Bu moda dünyasını incelemek lazım. Hatta 'modacı'ları ayrı, mankenleri ayrı, organizatörleri ayrı incelemek lazım. Bu konuda da insanlık için küçük, kendim için büyük bir adım atayım, içimde kalmasın isterim kıymetli okurlar. Şimdi efendim, ben gençlik yıllarımdan beri eski manken / yeni 'ermiş' Yaşar Alptekin'e özenirim. Onun hafif öne doğru çıkık bembeyaz dişleri, gençlik filmi formatında çekilmiş, videocu raflarını süslemiş filmlerindeki o ortadan ayrılmış saçları, 'dünyanın en az kıvrılıp bükülerek dans eden adamı' unvanını alabilecek hali, fesat-beni hep cezp etmiştir. Hatta itiraf edeyim, bir 'Yaşar Alptekin fanı'yım ben. Neyse, kişisel komplekslerimle başınızı ağrıtmak istemem. Mevzumuz, Yaşar Alptekin'in geçirdiği 'evrim', düzeltiyorum, TÜBİTAK gibi konu olmak istemem, 'değişim' diyorum. Canım kadar sevdiğim Yaşar Abim, malumunuz, son dönemde maneviyatını hayli geliştirdi, bize bu alanda ilham kaynağı olmaya başladı. Kendisini sarıkla ve Arabik bir esvap içinde gördüğümde, "Bu sefer de acaba öyle giyinsem ve aynanın karşısına geçsem ne hissederim?" diye düşünmüştüm. Ancak kendisinin derinlerden gelen hisleri beni daha fazla etkiledi. Son beyanatı şöyle: "Tarkan'ın arayışta olduğunu hissediyor ve onun için dua ediyorum. Kâbe'den zemzem ve hurma getirdim, onları kendisine vermek istiyorum." Evet efendim, arayışı hissediyor ve dua ediyor Yaşar Abim benim. Orada durmuyor, devam ediyor ve şunları söylüyor: "Tarkan'da ve Cem Yılmaz'da bir şeyler hissediyorum. Tövbe haşa!
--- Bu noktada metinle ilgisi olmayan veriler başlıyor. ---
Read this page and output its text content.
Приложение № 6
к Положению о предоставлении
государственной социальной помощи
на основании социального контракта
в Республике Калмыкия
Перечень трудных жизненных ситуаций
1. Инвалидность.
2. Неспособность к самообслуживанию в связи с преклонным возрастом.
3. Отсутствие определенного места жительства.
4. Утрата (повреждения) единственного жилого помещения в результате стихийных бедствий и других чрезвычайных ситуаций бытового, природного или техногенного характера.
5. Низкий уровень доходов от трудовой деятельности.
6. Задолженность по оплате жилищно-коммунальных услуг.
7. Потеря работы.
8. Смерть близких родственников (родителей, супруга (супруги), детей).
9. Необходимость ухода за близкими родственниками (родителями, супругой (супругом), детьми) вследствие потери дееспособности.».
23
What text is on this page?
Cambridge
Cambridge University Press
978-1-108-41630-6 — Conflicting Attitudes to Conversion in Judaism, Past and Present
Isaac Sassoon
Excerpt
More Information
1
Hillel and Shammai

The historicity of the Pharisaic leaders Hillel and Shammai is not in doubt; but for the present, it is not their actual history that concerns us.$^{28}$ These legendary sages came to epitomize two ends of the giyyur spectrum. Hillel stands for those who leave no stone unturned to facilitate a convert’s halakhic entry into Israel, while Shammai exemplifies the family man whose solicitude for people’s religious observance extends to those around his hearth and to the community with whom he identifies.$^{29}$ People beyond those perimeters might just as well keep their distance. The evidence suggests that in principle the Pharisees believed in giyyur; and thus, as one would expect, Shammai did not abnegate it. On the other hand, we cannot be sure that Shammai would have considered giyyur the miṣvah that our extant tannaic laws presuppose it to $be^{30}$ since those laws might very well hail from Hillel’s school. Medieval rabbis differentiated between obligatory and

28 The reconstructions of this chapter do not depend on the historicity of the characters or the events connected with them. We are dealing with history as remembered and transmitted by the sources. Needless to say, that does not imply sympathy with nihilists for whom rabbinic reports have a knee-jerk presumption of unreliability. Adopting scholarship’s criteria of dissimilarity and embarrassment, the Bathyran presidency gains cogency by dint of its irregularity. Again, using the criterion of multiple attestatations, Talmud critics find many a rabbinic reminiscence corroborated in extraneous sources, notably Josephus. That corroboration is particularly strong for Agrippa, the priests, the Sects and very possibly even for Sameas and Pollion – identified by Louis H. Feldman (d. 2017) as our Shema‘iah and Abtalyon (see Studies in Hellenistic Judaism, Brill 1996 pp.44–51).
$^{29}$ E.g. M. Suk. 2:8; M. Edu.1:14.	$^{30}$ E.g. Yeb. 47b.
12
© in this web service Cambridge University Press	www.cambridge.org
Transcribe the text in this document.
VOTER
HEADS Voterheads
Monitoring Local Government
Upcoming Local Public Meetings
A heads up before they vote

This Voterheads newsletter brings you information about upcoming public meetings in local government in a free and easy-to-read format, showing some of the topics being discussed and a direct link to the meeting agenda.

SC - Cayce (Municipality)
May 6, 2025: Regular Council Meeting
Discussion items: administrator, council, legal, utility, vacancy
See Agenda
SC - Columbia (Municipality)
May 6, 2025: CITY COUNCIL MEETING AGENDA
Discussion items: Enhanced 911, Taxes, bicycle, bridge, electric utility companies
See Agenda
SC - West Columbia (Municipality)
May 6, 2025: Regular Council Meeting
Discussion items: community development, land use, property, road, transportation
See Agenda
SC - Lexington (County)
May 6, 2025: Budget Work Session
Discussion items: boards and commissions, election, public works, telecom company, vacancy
Yanlış anlaşılmaktan da çok korkuyorum. İnsanlar benim için, 'Kendini medyum mu' zannediyor, demesinler. Aynı şeyi Seda Sayan'da ve Hülya Avşar'da da hissediyorum. Hepsi için özel dua ettim. Rabbim inşallah dualarımı kabul eder." Yok canım, biz abimizi yanlış anlar mıyız, o insanlığın iyiliği için yapıyor bunları. Fakat, ben de arayıştayım, niye en magazinel isimlerin arayışlarını hissediyor, niye benim arayışlarımı hissetmiyor ve benim için dua etmiyor, işte ben buna bozuluyorum. Hani bir kısım falcılar her sene yılbaşı arifesinde İbrahim Tatlıses'in evleneceğini, Seda Sayan'ın yavrulayacağını, falancanın fezaya çıkacağını falan açıklar ya, o zamanlarda da aynı şeyi hissederim. Biz insan değil miyiz? Varsa yoksa Tarkan, Cem Yılmaz, Seda ve Hülya! His dünyası değil, magazin programı mübarek.. Hadi kendimden geçtim, Sibel Can ve Serdar Ortaç'ın neyi eksik?

MUHALLEBİCİYE GİTSEYDİNİZ
Bu arada Serdar Ortaç'a teessüflerimi bildirmek isterim. Sürekli değişik değişik hanımlarla görüyoruz kendisini, bu hanımların sevgilisi olduğu açıklanıyor, fakat bir türlü inandırıcı bir münasebetine rastlayamıyoruz. 'Kız arkadaşı' olduğu söylenen hanımın fotoğraf vermesini bile yasaklamış. Kendisini çok seven, gizli gizli konserlerine giden bir hayranı olarak, bu duruma bir son verilmesini istiyorum. En azından bir nişan olayı, bir yüzük takma falan, şu Hande Yener'in Romeo-Juliet spekülasyonunun da önüne geçer, diyorum. Bakınız, geçtiğimiz günlerde 62 yaşını idrak ettiğini öğrendiğim ve nice senelere demek istediğim Cemil İpekçi nişanlanmış. Hani nikâh olmasa da nişan olsun, hepsinde bir keramet vardır. Yalnız, Cemil İpekçi'nin nişan olayını tam çözemedim. Diyor ki, "Bir-iki ay ortalarda görünmeyeceğiz. Zaten birdenbire ortaya çıkıldığı zaman ilişki bozuluyor. Biz önce birbirimizi bir tanıyalım, sonra koluma takar ortaya çıkarım." E, tanımadan niye nişanlandınız Sayın İpekçi? Şöyle birkaç kez muhallebiciye gitseydiniz, sohbet etseydiniz... Hayır, tarafların üzülmesini istemem sonra, kötü bir maksadım yok... Bana neyse herkesin münasebetlerinden!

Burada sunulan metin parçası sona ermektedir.